La Taskiwin se pratique principalement dans la haute vallée de l'Ouirgane, à Tinmel, dans les contreforts du Toubkal, ainsi que dans les villages amazighs de la province d'Al Haouz et de Taroudant. Elle est attestée au moins depuis le XVIIe siècle dans les chroniques saadiennes, mais ses racines remontent probablement aux rites guerriers berbères pré-islamiques.

ii. Forme

Vingt à quarante danseurs se mettent en cercle, autour du cheïkh qui mène. Le chant alterne entre soliste et chœur, sur un mètre asymétrique. La danse comprend trois phases : introduction grave, échauffement à mi-tempo, climax en accélération progressive. Les danseurs frappent du pied, font tourner leurs cornes, lancent des cris de guerre rituels.

iii.
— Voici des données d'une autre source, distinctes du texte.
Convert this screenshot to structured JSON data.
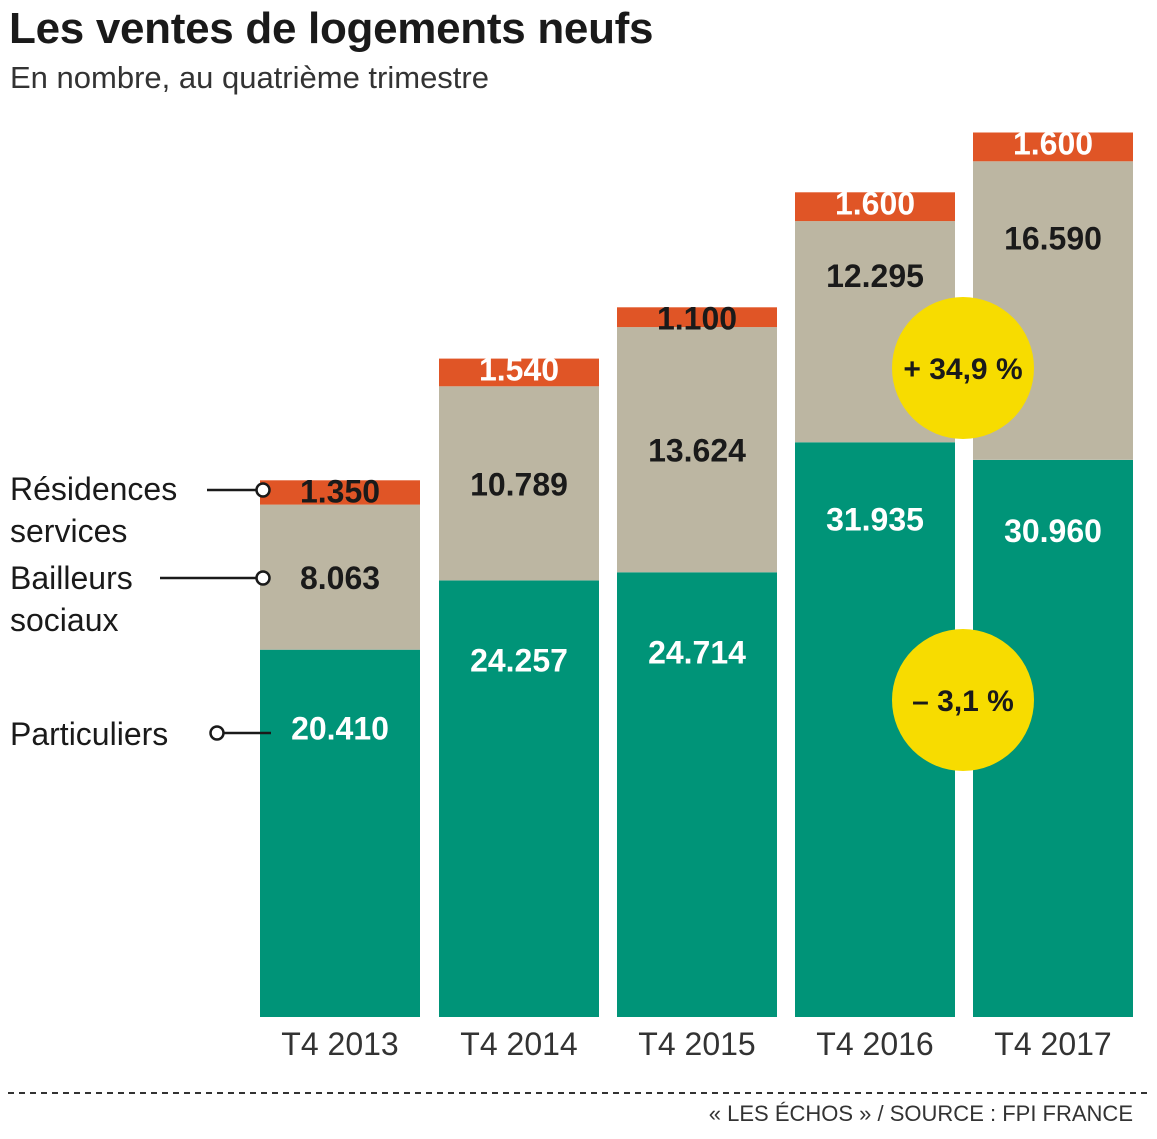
{
  "title": "Les ventes de logements neufs",
  "subtitle": "En nombre, au quatrième trimestre",
  "source": "« LES ÉCHOS » / SOURCE : FPI FRANCE",
  "colors": {
    "particuliers": "#009478",
    "bailleurs_sociaux": "#bcb6a2",
    "residences_services": "#e05526",
    "badge": "#f7dc00"
  },
  "chart_data": {
    "type": "bar",
    "stacked": true,
    "categories": [
      "T4 2013",
      "T4 2014",
      "T4 2015",
      "T4 2016",
      "T4 2017"
    ],
    "series": [
      {
        "name": "Particuliers",
        "values": [
          20410,
          24257,
          24714,
          31935,
          30960
        ],
        "labels": [
          "20.410",
          "24.257",
          "24.714",
          "31.935",
          "30.960"
        ]
      },
      {
        "name": "Bailleurs sociaux",
        "values": [
          8063,
          10789,
          13624,
          12295,
          16590
        ],
        "labels": [
          "8.063",
          "10.789",
          "13.624",
          "12.295",
          "16.590"
        ]
      },
      {
        "name": "Résidences services",
        "values": [
          1350,
          1540,
          1100,
          1600,
          1600
        ],
        "labels": [
          "1.350",
          "1.540",
          "1.100",
          "1.600",
          "1.600"
        ]
      }
    ],
    "legend": [
      "Résidences services",
      "Bailleurs sociaux",
      "Particuliers"
    ],
    "annotations": [
      {
        "text": "+ 34,9 %",
        "series": "Bailleurs sociaux",
        "between": [
          "T4 2016",
          "T4 2017"
        ]
      },
      {
        "text": "– 3,1 %",
        "series": "Particuliers",
        "between": [
          "T4 2016",
          "T4 2017"
        ]
      }
    ],
    "legend_position": "left",
    "grid": false
  }
}
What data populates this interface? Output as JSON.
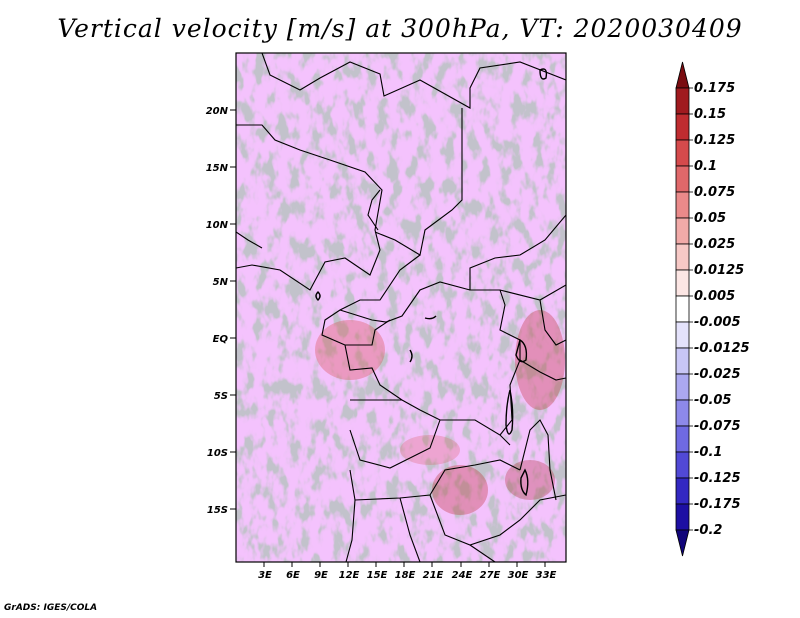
{
  "title": "Vertical velocity [m/s] at 300hPa, VT: 2020030409",
  "credit": "GrADS: IGES/COLA",
  "map": {
    "lat_labels": [
      "20N",
      "15N",
      "10N",
      "5N",
      "EQ",
      "5S",
      "10S",
      "15S"
    ],
    "lon_labels": [
      "3E",
      "6E",
      "9E",
      "12E",
      "15E",
      "18E",
      "21E",
      "24E",
      "27E",
      "30E",
      "33E"
    ]
  },
  "colorbar": {
    "labels": [
      "0.175",
      "0.15",
      "0.125",
      "0.1",
      "0.075",
      "0.05",
      "0.025",
      "0.0125",
      "0.005",
      "-0.005",
      "-0.0125",
      "-0.025",
      "-0.05",
      "-0.075",
      "-0.1",
      "-0.125",
      "-0.175",
      "-0.2"
    ],
    "colors": [
      "#7a0c10",
      "#a01a1f",
      "#bf2c30",
      "#d54a4c",
      "#e0686a",
      "#ea8a8a",
      "#f1aaa8",
      "#f7c9c6",
      "#fce6e4",
      "#ffffff",
      "#e4e2fb",
      "#c8c6f6",
      "#aba8f0",
      "#8d89ea",
      "#6f6ae2",
      "#5149d6",
      "#3328c2",
      "#1d0fa3",
      "#11057a"
    ]
  }
}
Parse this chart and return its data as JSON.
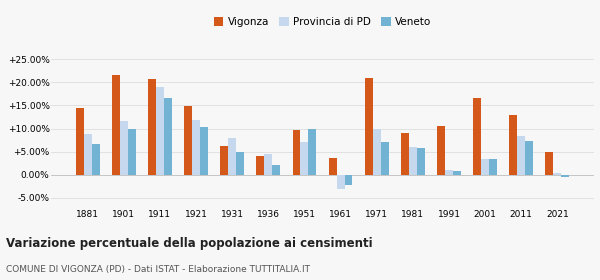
{
  "years": [
    1881,
    1901,
    1911,
    1921,
    1931,
    1936,
    1951,
    1961,
    1971,
    1981,
    1991,
    2001,
    2011,
    2021
  ],
  "vigonza": [
    14.5,
    21.5,
    20.7,
    14.8,
    6.2,
    4.0,
    9.7,
    3.6,
    20.9,
    9.1,
    10.5,
    16.5,
    13.0,
    5.0
  ],
  "provincia_pd": [
    8.8,
    11.7,
    19.0,
    11.9,
    8.0,
    4.5,
    7.2,
    -3.0,
    10.0,
    6.0,
    1.0,
    3.5,
    8.4,
    0.3
  ],
  "veneto": [
    6.7,
    9.9,
    16.5,
    10.4,
    5.0,
    2.2,
    10.0,
    -2.2,
    7.2,
    5.9,
    0.8,
    3.5,
    7.3,
    -0.5
  ],
  "vigonza_color": "#d4581a",
  "provincia_color": "#c5d8ed",
  "veneto_color": "#72b3d4",
  "bg_color": "#f7f7f7",
  "plot_bg": "#ffffff",
  "title": "Variazione percentuale della popolazione ai censimenti",
  "subtitle": "COMUNE DI VIGONZA (PD) - Dati ISTAT - Elaborazione TUTTITALIA.IT",
  "ylim": [
    -7.0,
    27.5
  ],
  "yticks": [
    -5.0,
    0.0,
    5.0,
    10.0,
    15.0,
    20.0,
    25.0
  ],
  "bar_width": 0.22,
  "legend_labels": [
    "Vigonza",
    "Provincia di PD",
    "Veneto"
  ]
}
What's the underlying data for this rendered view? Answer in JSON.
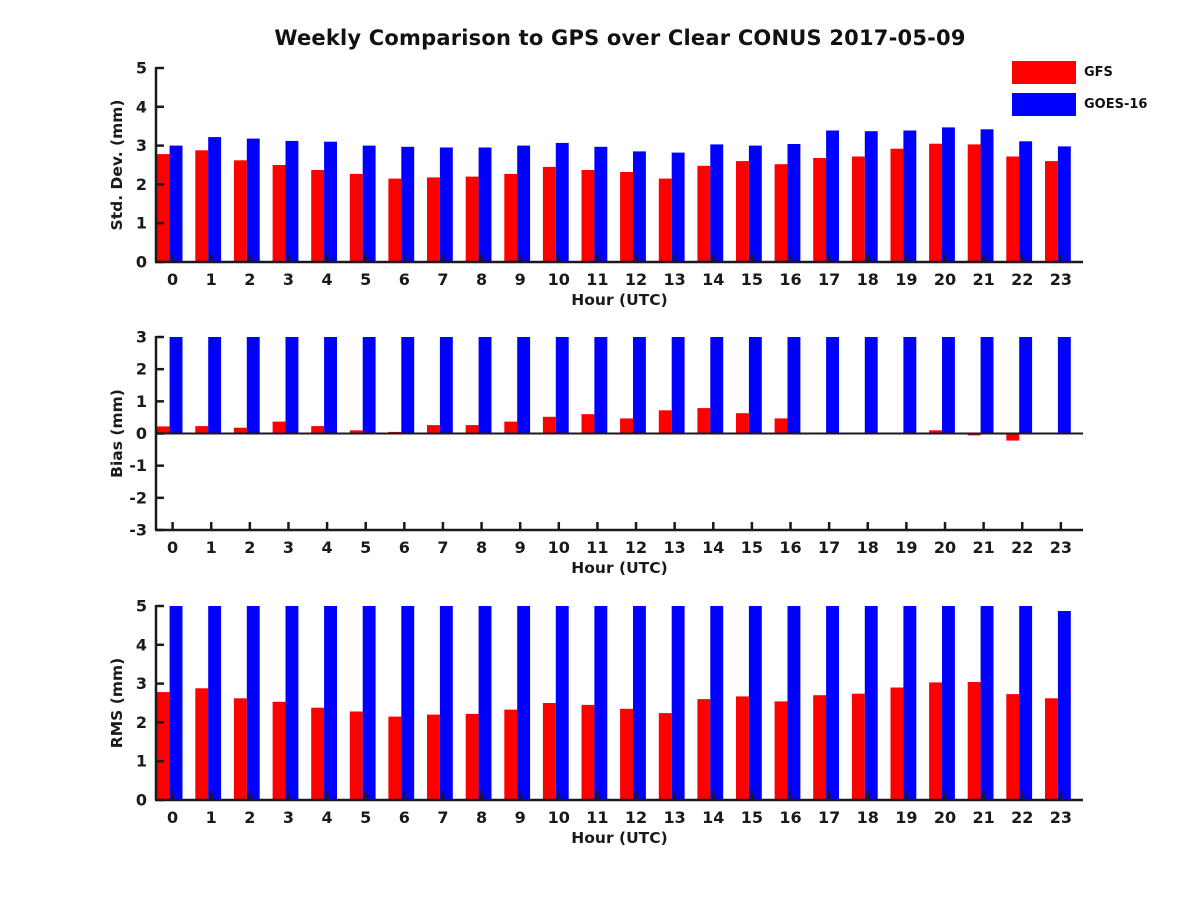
{
  "figure": {
    "title": "Weekly Comparison to GPS over Clear CONUS 2017-05-09",
    "legend": [
      {
        "label": "GFS",
        "color": "#ff0000"
      },
      {
        "label": "GOES-16",
        "color": "#0000ff"
      }
    ]
  },
  "chart_data": [
    {
      "type": "bar",
      "name": "std-dev",
      "ylabel": "Std. Dev. (mm)",
      "xlabel": "Hour (UTC)",
      "categories": [
        0,
        1,
        2,
        3,
        4,
        5,
        6,
        7,
        8,
        9,
        10,
        11,
        12,
        13,
        14,
        15,
        16,
        17,
        18,
        19,
        20,
        21,
        22,
        23
      ],
      "ylim": [
        0,
        5
      ],
      "yticks": [
        0,
        1,
        2,
        3,
        4,
        5
      ],
      "grid": false,
      "legend_position": "upper right, outside axes",
      "series": [
        {
          "name": "GFS",
          "color": "#ff0000",
          "values": [
            2.78,
            2.88,
            2.62,
            2.5,
            2.37,
            2.27,
            2.15,
            2.18,
            2.2,
            2.27,
            2.45,
            2.37,
            2.32,
            2.15,
            2.48,
            2.6,
            2.52,
            2.68,
            2.72,
            2.92,
            3.05,
            3.03,
            2.72,
            2.6
          ]
        },
        {
          "name": "GOES-16",
          "color": "#0000ff",
          "values": [
            3.0,
            3.22,
            3.18,
            3.12,
            3.1,
            3.0,
            2.97,
            2.95,
            2.95,
            3.0,
            3.07,
            2.97,
            2.85,
            2.82,
            3.03,
            3.0,
            3.04,
            3.39,
            3.37,
            3.39,
            3.47,
            3.42,
            3.11,
            2.98
          ]
        }
      ]
    },
    {
      "type": "bar",
      "name": "bias",
      "ylabel": "Bias (mm)",
      "xlabel": "Hour (UTC)",
      "categories": [
        0,
        1,
        2,
        3,
        4,
        5,
        6,
        7,
        8,
        9,
        10,
        11,
        12,
        13,
        14,
        15,
        16,
        17,
        18,
        19,
        20,
        21,
        22,
        23
      ],
      "ylim": [
        -3,
        3
      ],
      "yticks": [
        3,
        2,
        1,
        0,
        -1,
        -2,
        -3
      ],
      "grid": false,
      "series": [
        {
          "name": "GFS",
          "color": "#ff0000",
          "values": [
            0.22,
            0.23,
            0.18,
            0.37,
            0.23,
            0.1,
            0.05,
            0.26,
            0.26,
            0.37,
            0.52,
            0.6,
            0.47,
            0.72,
            0.79,
            0.63,
            0.47,
            0.03,
            0.0,
            0.0,
            0.1,
            -0.06,
            -0.22,
            0.0
          ]
        },
        {
          "name": "GOES-16",
          "color": "#0000ff",
          "values": [
            3,
            3,
            3,
            3,
            3,
            3,
            3,
            3,
            3,
            3,
            3,
            3,
            3,
            3,
            3,
            3,
            3,
            3,
            3,
            3,
            3,
            3,
            3,
            3
          ]
        }
      ]
    },
    {
      "type": "bar",
      "name": "rms",
      "ylabel": "RMS (mm)",
      "xlabel": "Hour (UTC)",
      "categories": [
        0,
        1,
        2,
        3,
        4,
        5,
        6,
        7,
        8,
        9,
        10,
        11,
        12,
        13,
        14,
        15,
        16,
        17,
        18,
        19,
        20,
        21,
        22,
        23
      ],
      "ylim": [
        0,
        5
      ],
      "yticks": [
        0,
        1,
        2,
        3,
        4,
        5
      ],
      "grid": false,
      "series": [
        {
          "name": "GFS",
          "color": "#ff0000",
          "values": [
            2.78,
            2.88,
            2.62,
            2.53,
            2.38,
            2.28,
            2.15,
            2.2,
            2.22,
            2.33,
            2.5,
            2.45,
            2.35,
            2.24,
            2.6,
            2.67,
            2.54,
            2.7,
            2.74,
            2.9,
            3.03,
            3.04,
            2.73,
            2.62
          ]
        },
        {
          "name": "GOES-16",
          "color": "#0000ff",
          "values": [
            5,
            5,
            5,
            5,
            5,
            5,
            5,
            5,
            5,
            5,
            5,
            5,
            5,
            5,
            5,
            5,
            5,
            5,
            5,
            5,
            5,
            5,
            5,
            4.87
          ]
        }
      ]
    }
  ]
}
Menaces

La pratique est en déclin sévère : exode rural, urbanisation, vieillissement des maâlems, perte du tissu villageois traditionnel. Le séisme d'Al Haouz du 8 septembre 2023, qui a touché précisément cette zone, a aggravé la vulnérabilité de la transmission en dispersant les communautés porteuses. La situation post-séisme est suivie spécifiquement par l'UNESCO depuis 2024.

iv. Sauvegarde

Le ministère de la Culture, en partenariat avec l'Institut Royal de la Culture Amazighe (IRCAM), a engagé depuis 2017 un programme de documentation vidéo et sonore exhaustive, et de transmission aux nouvelles générations via les Maisons de la Jeunesse de l'Atlas. Une école de Taskiwin a ouvert à Asni en 2019.